We started with 3 “seeds” randomly recruited among DUs attending the same SDU. They were asked the number of DUs they had met in the previous 14 days (network size) and were given 3 coupons to recruit 3 respondents among their own social network who were due to show up less than 14 days later. Each wave of respondents, following the same rules, recruited the next wave until the final sample size was achieved. Our budget allowed financing the recruitment of 300 DUs representing a sample of 6% of the total population of UDs of the greater Strasbourg area [27].

The completion of a 250-item auto-questionnaire by each respondent was followed by a cross-examination of their answers in a private space by the same professional interviewer to assessed their quality and completeness. HCV serostatus was categorized according to participants’ self-report. No one had to perform a new HCV screening. The monetary recruitment incentive was 30 € for the completion of the interviewer-administered questionnaire and 20 € for each recruited UD. This amount was considered to be a fair salary, recognizing an actual work, by the DUs who had validated the questionnaire. Since giving money unconditionally regarding its use to homeless and other low-income individuals, among which DUs, has constantly been shown to improve their empowerment, this approach was considered ethical [28,29,30]. The conduct of the study was in line with the ethical checklist (respect, beneficence, justice, and safeguards) provided by Semaan and al. [31].

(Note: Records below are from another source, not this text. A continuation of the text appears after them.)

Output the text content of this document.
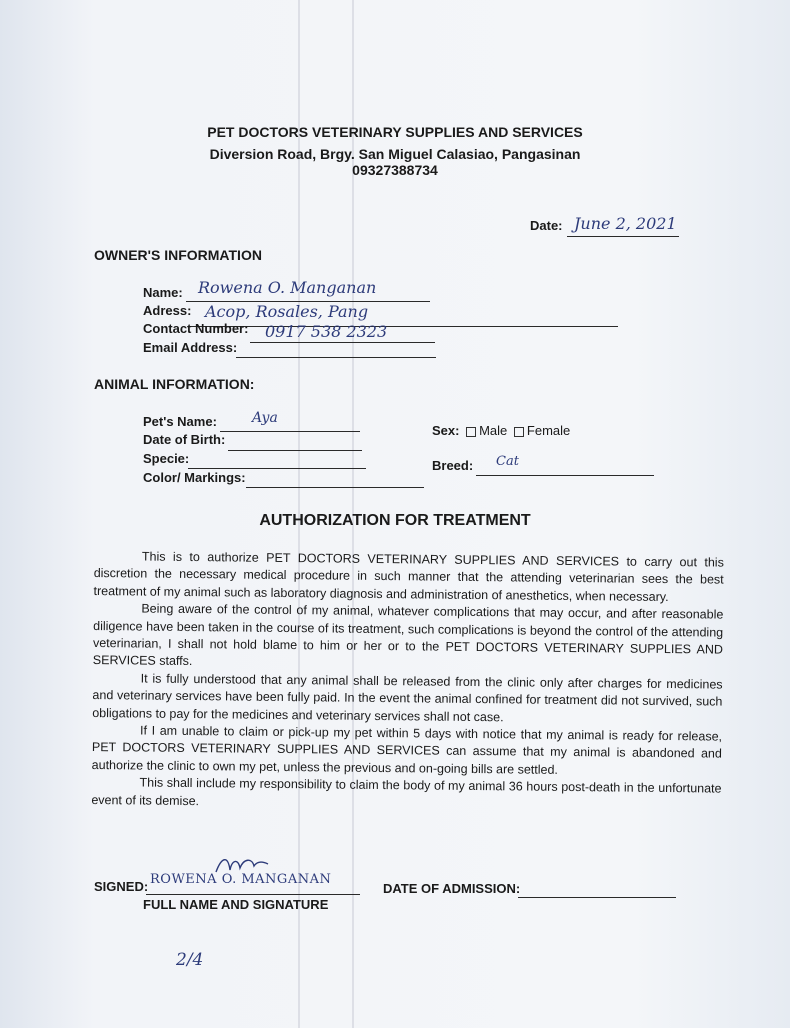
PET DOCTORS VETERINARY SUPPLIES AND SERVICES
Diversion Road, Brgy. San Miguel Calasiao, Pangasinan
09327388734
Date: June 2, 2021
OWNER'S INFORMATION
Name: Rowena O. Manganan
Adress: Acop, Rosales, Pang
Contact Number: 0917 538 2323
Email Address:
ANIMAL INFORMATION:
Pet's Name:	Aya
Date of Birth:
Specie:
Color/ Markings:
Sex: Male Female
Breed: Cat
AUTHORIZATION FOR TREATMENT

This is to authorize PET DOCTORS VETERINARY SUPPLIES AND SERVICES to carry out this discretion the necessary medical procedure in such manner that the attending veterinarian sees the best treatment of my animal such as laboratory diagnosis and administration of anesthetics, when necessary.

Being aware of the control of my animal, whatever complications that may occur, and after reasonable diligence have been taken in the course of its treatment, such complications is beyond the control of the attending veterinarian, I shall not hold blame to him or her or to the PET DOCTORS VETERINARY SUPPLIES AND SERVICES staffs.

It is fully understood that any animal shall be released from the clinic only after charges for medicines and veterinary services have been fully paid. In the event the animal confined for treatment did not survived, such obligations to pay for the medicines and veterinary services shall not case.

If I am unable to claim or pick-up my pet within 5 days with notice that my animal is ready for release, PET DOCTORS VETERINARY SUPPLIES AND SERVICES can assume that my animal is abandoned and authorize the clinic to own my pet, unless the previous and on-going bills are settled.

This shall include my responsibility to claim the body of my animal 36 hours post-death in the unfortunate event of its demise.

SIGNED: ROWENA O. MANGANAN
FULL NAME AND SIGNATURE
DATE OF ADMISSION:
2/4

Patients provided informed consent to participate in the study and to publish its results. This study was approved by the French Commission Nationale de l’Informatique et des Libertés (CNIL).

Statistical analysis

Data were anonymized before analysis. RDS allows statistical adjustments for differential network sizes to produce estimates representative of the sampled population’s network. RDS data weighting was used to compare the observed distribution of HCV screening between the observed and the weighted population as well as their homophily for sex and age using RDSAT version 7.1.46: (http://www.respondentdrivensampling.org/reports/RDSAT_7.1-Manual_2012-11-25.pdf; http://www.respondentdrivensampling.org/download/RDSATv7.1.46/RDSAT_windows-x64_7_1_46.exe). Equilibrium was calculated for participant’s age, sex, injection, HCV screening, and HCV prevalence.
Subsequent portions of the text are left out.